During the last four months of this year's particularly wet rainy season, people worked tremendously hard to get the foundation in for our Community Treatment Center. Had it been just any old building, or any ordinary project, we might have simply waited for the rains to eventually peter out and stop. The trucks carrying stones and bricks often got stuck in the mud and on many a day could only come within a half kilometer of the building site and had to drop their load, which meant then that our students had to do the incredibly hard work of carrying those stones and bricks the last distance.
But the Community Treatment Center is by no means an ordinary building. The sooner we get it built the sooner hundreds of sick people in these villages will be spared from traveling all the way to Lugoda Hospital to get their medicines. Many people, perhaps even most people, will still have to go all the way to the hospital, especially when they come down with the weird opportunistic infections that plague those with AIDS. But when we have more than 850 people having to travel every month, sometimes twice a month, to get their ARVs, it will certainly be a huge blessing for hundreds of them, once they are in the system and healthy, to be able to get their medicines right here in our village.

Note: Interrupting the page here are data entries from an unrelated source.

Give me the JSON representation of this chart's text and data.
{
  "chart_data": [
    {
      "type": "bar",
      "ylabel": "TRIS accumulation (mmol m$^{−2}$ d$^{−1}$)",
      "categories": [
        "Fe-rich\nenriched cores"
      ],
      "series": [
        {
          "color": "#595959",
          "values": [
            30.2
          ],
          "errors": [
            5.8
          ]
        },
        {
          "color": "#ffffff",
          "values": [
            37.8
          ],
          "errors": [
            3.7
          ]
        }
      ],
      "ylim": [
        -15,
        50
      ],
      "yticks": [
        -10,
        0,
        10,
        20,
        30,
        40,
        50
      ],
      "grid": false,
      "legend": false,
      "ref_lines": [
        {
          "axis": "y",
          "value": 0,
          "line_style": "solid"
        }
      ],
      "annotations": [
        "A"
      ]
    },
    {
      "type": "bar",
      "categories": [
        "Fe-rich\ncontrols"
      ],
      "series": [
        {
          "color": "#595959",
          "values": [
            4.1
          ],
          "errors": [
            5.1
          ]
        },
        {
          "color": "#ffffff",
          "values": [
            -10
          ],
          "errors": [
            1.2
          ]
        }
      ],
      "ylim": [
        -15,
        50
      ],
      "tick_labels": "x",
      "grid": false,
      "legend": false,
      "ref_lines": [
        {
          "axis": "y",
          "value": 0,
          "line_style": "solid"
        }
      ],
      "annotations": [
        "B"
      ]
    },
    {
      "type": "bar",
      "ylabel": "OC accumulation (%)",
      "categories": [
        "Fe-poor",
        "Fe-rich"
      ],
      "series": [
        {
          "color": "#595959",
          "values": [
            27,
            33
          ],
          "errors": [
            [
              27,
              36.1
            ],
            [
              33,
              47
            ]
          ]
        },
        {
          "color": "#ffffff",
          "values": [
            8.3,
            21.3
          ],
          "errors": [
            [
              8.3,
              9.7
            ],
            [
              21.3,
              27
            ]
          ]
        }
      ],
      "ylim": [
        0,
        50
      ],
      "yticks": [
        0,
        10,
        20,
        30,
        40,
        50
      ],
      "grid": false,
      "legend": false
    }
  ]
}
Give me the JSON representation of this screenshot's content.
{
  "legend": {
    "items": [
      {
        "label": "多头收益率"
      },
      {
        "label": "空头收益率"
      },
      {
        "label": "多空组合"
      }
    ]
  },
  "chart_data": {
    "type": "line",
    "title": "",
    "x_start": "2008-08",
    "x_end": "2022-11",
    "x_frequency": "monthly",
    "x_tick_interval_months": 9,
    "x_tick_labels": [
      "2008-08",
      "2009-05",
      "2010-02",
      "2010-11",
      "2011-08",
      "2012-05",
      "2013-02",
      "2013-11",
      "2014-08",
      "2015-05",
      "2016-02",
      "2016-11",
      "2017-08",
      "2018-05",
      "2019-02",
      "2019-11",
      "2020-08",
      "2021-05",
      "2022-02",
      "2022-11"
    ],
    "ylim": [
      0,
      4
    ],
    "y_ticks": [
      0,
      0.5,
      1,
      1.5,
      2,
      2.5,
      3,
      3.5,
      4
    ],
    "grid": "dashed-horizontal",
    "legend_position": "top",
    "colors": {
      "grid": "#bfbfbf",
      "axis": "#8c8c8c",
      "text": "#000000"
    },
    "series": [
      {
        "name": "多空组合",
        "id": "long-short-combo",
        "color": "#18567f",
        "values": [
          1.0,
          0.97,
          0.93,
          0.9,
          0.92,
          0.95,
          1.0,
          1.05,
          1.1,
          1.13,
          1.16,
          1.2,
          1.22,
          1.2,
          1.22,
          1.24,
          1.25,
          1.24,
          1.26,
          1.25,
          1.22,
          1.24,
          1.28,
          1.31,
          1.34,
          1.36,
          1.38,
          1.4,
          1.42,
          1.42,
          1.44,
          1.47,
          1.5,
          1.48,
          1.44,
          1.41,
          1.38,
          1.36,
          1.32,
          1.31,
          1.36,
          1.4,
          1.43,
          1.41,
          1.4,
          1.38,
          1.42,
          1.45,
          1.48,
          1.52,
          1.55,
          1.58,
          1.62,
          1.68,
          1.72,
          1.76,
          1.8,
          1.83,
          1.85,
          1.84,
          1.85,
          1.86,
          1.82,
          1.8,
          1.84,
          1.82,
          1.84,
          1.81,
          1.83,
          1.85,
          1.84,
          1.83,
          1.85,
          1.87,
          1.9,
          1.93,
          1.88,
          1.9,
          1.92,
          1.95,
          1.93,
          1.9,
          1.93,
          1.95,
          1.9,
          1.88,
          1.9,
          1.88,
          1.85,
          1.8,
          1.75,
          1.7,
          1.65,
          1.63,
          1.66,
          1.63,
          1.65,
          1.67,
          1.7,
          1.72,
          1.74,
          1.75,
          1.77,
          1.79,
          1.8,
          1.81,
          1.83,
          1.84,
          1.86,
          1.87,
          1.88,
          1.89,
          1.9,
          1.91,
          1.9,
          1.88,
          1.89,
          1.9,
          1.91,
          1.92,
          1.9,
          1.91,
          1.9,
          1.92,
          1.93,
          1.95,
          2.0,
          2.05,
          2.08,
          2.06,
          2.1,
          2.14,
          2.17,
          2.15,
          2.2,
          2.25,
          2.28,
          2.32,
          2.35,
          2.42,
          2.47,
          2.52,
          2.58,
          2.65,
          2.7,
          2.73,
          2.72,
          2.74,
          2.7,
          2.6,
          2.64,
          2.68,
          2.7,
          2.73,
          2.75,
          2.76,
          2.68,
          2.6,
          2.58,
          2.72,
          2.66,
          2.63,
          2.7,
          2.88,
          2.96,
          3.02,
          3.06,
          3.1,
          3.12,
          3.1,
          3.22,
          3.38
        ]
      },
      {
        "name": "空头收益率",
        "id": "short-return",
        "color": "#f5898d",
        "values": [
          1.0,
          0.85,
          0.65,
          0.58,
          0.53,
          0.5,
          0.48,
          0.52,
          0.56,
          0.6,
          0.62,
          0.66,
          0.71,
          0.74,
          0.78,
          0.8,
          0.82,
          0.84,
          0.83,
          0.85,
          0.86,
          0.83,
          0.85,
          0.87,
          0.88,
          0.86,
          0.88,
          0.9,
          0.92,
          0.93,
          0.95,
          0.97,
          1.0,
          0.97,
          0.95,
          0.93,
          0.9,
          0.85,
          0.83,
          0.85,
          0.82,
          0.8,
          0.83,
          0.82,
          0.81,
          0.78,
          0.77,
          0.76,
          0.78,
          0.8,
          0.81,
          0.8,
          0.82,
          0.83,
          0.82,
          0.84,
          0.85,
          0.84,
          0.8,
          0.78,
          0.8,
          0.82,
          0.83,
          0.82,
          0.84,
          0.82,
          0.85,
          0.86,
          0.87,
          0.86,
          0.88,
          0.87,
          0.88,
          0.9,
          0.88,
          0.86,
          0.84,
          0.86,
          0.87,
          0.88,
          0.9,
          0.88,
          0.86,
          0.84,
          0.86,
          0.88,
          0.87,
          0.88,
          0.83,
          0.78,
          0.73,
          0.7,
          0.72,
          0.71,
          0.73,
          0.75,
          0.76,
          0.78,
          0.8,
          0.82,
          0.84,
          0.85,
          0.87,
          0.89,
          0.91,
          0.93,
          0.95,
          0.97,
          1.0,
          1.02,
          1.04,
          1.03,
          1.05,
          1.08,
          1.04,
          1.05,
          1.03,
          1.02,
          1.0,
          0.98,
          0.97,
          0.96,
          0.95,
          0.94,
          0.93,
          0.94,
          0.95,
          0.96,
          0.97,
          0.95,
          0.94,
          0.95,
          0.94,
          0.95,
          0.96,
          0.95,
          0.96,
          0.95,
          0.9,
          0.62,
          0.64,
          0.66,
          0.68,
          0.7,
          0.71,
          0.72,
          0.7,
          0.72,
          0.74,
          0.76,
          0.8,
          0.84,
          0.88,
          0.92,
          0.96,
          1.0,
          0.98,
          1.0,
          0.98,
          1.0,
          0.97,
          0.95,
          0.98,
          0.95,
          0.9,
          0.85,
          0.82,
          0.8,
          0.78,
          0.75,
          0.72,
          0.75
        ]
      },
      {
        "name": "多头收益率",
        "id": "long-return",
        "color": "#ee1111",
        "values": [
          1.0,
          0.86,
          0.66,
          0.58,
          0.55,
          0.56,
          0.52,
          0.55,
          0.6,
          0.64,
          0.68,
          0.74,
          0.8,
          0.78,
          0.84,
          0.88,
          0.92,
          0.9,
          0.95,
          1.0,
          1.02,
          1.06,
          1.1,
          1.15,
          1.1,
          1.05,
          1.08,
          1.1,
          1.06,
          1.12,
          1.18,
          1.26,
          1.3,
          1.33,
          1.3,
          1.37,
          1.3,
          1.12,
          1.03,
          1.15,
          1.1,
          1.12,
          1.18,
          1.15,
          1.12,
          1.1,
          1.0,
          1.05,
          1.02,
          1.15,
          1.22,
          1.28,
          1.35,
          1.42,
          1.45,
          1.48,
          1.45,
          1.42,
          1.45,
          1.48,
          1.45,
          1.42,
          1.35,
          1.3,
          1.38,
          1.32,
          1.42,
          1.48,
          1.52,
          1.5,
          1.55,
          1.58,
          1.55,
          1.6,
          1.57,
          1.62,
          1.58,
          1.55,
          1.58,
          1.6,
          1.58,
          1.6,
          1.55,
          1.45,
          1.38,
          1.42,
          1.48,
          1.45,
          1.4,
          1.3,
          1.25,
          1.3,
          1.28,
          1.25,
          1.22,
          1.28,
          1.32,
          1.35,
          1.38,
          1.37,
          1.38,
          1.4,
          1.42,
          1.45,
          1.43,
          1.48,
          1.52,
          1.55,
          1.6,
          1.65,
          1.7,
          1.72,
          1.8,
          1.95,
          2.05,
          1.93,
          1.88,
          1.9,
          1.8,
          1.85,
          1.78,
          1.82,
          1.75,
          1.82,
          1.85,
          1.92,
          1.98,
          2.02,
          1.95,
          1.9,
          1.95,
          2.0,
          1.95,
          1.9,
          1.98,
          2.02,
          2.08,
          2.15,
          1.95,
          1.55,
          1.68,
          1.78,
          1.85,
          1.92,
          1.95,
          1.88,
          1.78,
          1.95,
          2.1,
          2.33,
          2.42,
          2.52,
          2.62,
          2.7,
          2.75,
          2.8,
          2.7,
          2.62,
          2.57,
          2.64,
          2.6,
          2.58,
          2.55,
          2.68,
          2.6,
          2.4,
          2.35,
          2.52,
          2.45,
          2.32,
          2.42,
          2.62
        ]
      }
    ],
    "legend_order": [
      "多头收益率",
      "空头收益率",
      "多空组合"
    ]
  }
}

The hard and time-consuming work of laying out and then building the stone foundation is finished. The huge task of filling up those foundations with special "landfill" has been completed -- thanks to our students who used the two days that we called off classes and the free reign that we gave them to use our two trucks to literally work from morning to night! And now, with the rains finally over and the sun shining here at Madisi, we are wonderfully able to begin building the walls of the Community Treatment Center. It's a monster of a building, centrally located -- just as our school is -- between the five villages of this area -- so that people throughout the area will be able to walk here to get their medicines.
One of the most wonderful things that our students did was to carefully place all of the bricks in small piles all around the building which means that the builders can build at an incredible speed because the bricks are literally right within their reach. And indeed they are building at an incredible speed as the walls seem to rise before our eyes. Susan and I have taken to walking down there two and three times a day just so we can revel in the progress that has been made.
But there's something else that we revel in each time we go there. It's seeing that among the builders is Mateso, a wonderful man who a year ago when Susan first met him was literally on his deathbed. But he got on that bus, he made it to the hospital, he got the medicines and today his wife is not a widow and his little girl is not an orphan, and he is no longer in bed waiting to die. Instead he walks every morning from his village of Luhunga and is at work bright and early. They don't call it the Lazarus Effect for nothing!
There will be thousands of people who will come from all over the day the building is finished in a grand celebration. I'm looking forward to Mateso's daughter being in that crowd and seeing the building that her father will have worked very hard to help to build. He reads every night to his daughter from a Children's Bible that Susan gave him. He loves her. He wants her to have a future, he wants her to go to school, he wants her to grow up. How wonderful that he might be around to see it all happen.